Overall, the demonstration was laughable and just as absurd as the organizers had hoped. But between the overt sexualization of male body parts and phrases on signs certain to make any tuition-paying parent proud, a darker underscore of a real campus epidemic was hard to ignore.
The anti-gun crowds usually love to tout out violent crime victims as exactly who they seek to protect with their “sensible” legislative endeavors. But for those men and women who have found themselves suddenly victimized by a sexual assault or rape, self-empowerment and personal protection take on a whole new meaning. Seeing sexual threats on campus perhaps makes the case for why they need more protection than a rape whistle.
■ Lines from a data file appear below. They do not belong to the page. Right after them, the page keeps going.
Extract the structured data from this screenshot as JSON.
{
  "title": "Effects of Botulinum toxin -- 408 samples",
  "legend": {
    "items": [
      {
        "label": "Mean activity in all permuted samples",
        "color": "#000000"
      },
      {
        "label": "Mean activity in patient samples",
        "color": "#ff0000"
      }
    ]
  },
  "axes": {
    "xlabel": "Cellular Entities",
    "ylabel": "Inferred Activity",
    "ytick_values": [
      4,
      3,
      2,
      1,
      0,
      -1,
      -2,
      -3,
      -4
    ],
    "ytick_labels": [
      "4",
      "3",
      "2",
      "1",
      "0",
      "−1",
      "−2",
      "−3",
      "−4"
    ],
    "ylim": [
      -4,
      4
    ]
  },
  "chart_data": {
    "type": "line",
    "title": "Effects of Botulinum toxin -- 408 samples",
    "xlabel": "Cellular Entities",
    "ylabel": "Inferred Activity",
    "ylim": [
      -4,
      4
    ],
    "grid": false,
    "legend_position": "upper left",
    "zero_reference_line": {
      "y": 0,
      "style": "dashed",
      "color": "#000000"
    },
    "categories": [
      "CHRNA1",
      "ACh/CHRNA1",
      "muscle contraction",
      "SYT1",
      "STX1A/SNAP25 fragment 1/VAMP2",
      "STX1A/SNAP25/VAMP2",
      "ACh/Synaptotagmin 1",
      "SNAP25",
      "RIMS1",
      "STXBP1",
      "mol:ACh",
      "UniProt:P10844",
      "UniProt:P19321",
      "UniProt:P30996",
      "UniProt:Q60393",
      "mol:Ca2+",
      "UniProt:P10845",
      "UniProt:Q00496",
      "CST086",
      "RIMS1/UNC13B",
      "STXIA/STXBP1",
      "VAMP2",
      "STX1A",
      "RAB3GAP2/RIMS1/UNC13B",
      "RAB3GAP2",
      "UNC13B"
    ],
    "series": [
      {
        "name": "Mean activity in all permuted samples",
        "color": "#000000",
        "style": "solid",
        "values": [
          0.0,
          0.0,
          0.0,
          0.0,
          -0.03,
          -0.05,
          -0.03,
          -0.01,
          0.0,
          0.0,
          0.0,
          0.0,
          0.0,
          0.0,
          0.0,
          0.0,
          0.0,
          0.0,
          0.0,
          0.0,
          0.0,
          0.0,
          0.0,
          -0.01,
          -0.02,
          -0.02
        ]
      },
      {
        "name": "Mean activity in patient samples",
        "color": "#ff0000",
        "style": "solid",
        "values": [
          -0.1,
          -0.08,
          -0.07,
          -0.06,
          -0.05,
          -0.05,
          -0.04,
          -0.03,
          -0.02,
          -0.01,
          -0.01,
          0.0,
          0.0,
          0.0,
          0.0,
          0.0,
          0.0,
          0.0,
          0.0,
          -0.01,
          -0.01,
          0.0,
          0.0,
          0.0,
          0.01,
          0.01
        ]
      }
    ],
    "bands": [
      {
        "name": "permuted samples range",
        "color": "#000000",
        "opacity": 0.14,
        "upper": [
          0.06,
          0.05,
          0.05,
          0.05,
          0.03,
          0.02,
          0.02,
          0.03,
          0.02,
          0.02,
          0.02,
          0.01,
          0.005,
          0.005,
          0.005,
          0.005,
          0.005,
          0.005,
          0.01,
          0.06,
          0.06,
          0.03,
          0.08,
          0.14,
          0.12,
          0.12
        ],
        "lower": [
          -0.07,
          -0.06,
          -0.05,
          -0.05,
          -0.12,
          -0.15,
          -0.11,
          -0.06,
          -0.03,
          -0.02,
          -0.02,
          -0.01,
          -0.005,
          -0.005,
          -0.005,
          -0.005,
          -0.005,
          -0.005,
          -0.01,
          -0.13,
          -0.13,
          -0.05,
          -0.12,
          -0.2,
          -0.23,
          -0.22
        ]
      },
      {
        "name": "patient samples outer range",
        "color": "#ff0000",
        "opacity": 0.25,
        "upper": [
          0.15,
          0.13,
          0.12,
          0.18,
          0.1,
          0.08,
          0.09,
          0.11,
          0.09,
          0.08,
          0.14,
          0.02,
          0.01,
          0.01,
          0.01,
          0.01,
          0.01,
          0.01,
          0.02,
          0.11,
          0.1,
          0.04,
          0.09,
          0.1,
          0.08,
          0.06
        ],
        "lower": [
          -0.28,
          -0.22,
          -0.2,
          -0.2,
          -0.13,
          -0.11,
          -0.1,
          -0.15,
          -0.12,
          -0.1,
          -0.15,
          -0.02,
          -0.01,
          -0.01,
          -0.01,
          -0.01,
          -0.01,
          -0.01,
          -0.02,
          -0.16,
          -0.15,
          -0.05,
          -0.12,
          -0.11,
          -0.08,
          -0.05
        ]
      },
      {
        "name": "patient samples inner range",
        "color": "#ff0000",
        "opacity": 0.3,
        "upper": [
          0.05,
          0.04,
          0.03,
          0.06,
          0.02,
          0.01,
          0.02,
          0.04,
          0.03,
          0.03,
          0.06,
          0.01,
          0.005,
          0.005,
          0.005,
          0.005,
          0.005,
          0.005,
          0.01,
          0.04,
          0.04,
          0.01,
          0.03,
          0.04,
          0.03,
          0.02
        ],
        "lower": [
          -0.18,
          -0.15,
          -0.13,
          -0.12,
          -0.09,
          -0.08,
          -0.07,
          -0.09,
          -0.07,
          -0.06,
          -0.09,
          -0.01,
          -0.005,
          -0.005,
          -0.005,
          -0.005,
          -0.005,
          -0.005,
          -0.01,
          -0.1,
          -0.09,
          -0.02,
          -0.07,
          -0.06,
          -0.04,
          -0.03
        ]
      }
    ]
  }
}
For those who have decided to educate themselves on campuses across the nation, we are made very familiar with these colleges promoting equality as a top priority. Fantastic in theory, but you need look no further than documentaries such as CNN’s “The Hunting Ground” or Jon Krakauer’s “Missoula: Rape and the Justice System in a College Town” to see victims of sexual violence are not afforded the equality they are entitled to as human beings.
One campus rape survivor, Amanda Collins spoke out against the equation of sex to self-defense displayed by the #CocksNotGlocks students. She was brutally raped by a stranger who went on to murder 19-year-old college student Brianna Denison in Reno, Nevada. Collins asked Wednesday “are these students more upset by me carrying a concealed weapon than they are by the rapist waiting in the parking garage?”. Her assailant James Biela, now sitting on death row in Nevada had attacked her at gun point on the gun-free Reno campus. Collins, a trained and legal concealed permit holder, was left defenseless just yards from the campus police department.
She further stated the protest was indicative of how our society equates rape to sex and why we all keep hearing about rapists serving little to no jail time. “To call the rally absurd is accurate. To call my human right to self-defense from rapists just like mine absurd is disgusting.”
Instead of demonizing their fellow classmates for lawfully carrying a firearm for protection as they further their education, their efforts may have been better applied if they campaigned for harsher penalties for classmates found to have committed sexually-based crimes. No, it wouldn’t have garnered near the headlines or media attention that waving dildos in the air did, but when 23.1% of females and 5.4% of male undergraduates experience rape or sexual assault through physical force, violence, or incapacitation, I’d say the real epidemic is in the sexual victimization of your fellow students.
As the anti-gun students hoisted their adult toys today, I doubt many stopped to think about those passing them on their way to class, trying to avoid the phallic representation of the human weapon with which they may have been assaulted. For these students, the demonstration simply promoted a culture of rape, not one of empowerment.